La Mirabelle Rouge

CFDT vue par elle-même ...une capitualtion avant la lutte !

Un jeudi de tensions et d'émotions, et la retraite en question

 

Tout à coup, jeudi un peu avant 10 h, un tonnerre d'applaudissements éclate dans l'auditorium François 1er : c'est le salut des congressistes à l'arrivée de Bernard Thibault, qui vient s'asseoir à côté de François Chérèque. Gabrielle Simon, secrétaire générale adjointe de la CFTC est déjà là. Mais bien vite, les travaux reprennent. Précédemment, était examiné le financement de la dépendance, le syndicat Finances Paca-Corse proposant de l'élargir aux successions et donations. Il rappelle que le patrimoine est lui aussi facteur d'inégalité, les retraités aisés pouvant relativement facilement s'assurer contre le risque de la perte d'autonomie, alors que les familles les plus modestes ont toutes les peines de monde à faire face aux dépenses qui leur incombent.
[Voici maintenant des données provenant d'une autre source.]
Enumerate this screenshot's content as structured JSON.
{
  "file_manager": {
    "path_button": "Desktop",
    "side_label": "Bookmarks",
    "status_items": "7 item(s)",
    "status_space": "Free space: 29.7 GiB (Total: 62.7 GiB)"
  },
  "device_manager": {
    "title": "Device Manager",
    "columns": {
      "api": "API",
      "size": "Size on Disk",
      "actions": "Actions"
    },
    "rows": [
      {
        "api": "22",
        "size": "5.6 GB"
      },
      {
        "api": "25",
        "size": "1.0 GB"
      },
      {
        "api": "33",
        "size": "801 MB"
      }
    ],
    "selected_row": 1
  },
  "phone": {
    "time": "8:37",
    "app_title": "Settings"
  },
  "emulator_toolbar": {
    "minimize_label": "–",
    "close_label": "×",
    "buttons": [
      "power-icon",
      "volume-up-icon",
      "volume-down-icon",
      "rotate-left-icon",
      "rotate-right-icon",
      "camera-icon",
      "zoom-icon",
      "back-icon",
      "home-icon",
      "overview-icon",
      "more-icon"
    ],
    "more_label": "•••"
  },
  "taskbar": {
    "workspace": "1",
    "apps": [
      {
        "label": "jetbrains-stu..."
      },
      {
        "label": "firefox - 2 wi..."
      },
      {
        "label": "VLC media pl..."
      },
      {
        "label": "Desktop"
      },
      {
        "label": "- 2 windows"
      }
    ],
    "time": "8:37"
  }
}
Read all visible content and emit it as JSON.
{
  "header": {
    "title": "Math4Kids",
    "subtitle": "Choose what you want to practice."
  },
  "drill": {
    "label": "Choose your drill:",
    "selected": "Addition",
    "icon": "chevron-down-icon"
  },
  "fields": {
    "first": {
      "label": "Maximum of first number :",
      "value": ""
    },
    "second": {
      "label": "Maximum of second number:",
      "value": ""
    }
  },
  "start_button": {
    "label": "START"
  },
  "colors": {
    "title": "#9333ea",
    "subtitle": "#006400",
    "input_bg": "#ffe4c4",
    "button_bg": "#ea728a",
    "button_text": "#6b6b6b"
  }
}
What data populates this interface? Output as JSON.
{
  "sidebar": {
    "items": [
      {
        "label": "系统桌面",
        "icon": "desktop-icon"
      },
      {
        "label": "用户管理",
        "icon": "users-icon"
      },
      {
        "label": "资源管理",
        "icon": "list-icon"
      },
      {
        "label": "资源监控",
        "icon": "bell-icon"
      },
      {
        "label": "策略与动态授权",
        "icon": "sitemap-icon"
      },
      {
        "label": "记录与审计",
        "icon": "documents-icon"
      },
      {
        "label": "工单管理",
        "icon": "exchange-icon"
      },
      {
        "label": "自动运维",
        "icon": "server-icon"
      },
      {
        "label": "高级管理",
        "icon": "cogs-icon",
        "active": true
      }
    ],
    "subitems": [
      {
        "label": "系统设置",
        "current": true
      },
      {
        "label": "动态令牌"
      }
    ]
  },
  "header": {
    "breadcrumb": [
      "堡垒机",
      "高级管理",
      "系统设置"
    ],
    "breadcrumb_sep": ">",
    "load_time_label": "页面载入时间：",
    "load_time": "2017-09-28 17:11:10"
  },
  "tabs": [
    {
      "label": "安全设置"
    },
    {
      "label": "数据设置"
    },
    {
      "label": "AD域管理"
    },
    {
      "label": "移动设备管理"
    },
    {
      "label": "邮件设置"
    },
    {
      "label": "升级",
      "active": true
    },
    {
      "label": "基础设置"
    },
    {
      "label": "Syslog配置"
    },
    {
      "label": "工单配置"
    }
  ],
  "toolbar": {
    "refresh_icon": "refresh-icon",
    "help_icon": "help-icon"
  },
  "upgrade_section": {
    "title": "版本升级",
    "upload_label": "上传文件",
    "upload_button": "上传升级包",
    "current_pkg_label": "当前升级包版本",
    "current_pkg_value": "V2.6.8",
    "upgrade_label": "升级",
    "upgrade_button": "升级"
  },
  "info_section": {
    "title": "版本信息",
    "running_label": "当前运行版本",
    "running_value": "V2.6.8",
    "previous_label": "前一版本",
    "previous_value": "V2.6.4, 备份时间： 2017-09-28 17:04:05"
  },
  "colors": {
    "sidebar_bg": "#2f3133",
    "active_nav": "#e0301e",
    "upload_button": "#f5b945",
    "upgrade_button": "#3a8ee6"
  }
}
Aucun syndicat ne souhaitant contrer cet amendement, il est plus que largement adopté (79,3 %).
En revanche, l'amendement suivant, du syndicat des Personnels civils et Établissements de la Défense en Finistère s'oppose à la mise en place d'espaces, de lieux de paroles permettant aux salariés de s'exprimer et de débattre sur leur lieu de travail, craignant que cela soit impossible dans les très petites entreprises (TPE). L'Agroalimentaire de l'Orne réplique qu'il y a toujours quelque chose à apprendre à écouter les salariés, et Jean-Louis Malys, le rapporteur, que les salariés sont les mieux placés pour parler de leur travail et de son organisation. L'amendement est largement rejeté (87 % de contre).
Le débat suivant était plus délicat : faut-il « faire converger les droits des salariés les plus stables et ceux des travailleurs les plus précaires », comme le proposait la résolution, ou « amener » ceux des plus précaires « au niveau des droits » des plus stables, comme le souhaite le Syndicat des personnels de l'Énergie de Marcoule ? L'enjeu concerne directement les salariés des entreprises prestataires qui travaillent sur un même site. Le syndicat francilien de la Prévention-Sécurité eut beau souligner que cela paraissait irréaliste, et Marcel Grignard, le rapporteur, qu'il fallait adapter droits et protections au plus près des réalités de ces salariés – outre qu'ils pouvaient travailler dans des entreprises aux conventions collectives différentes – l'amendement fut adopté à 59 %.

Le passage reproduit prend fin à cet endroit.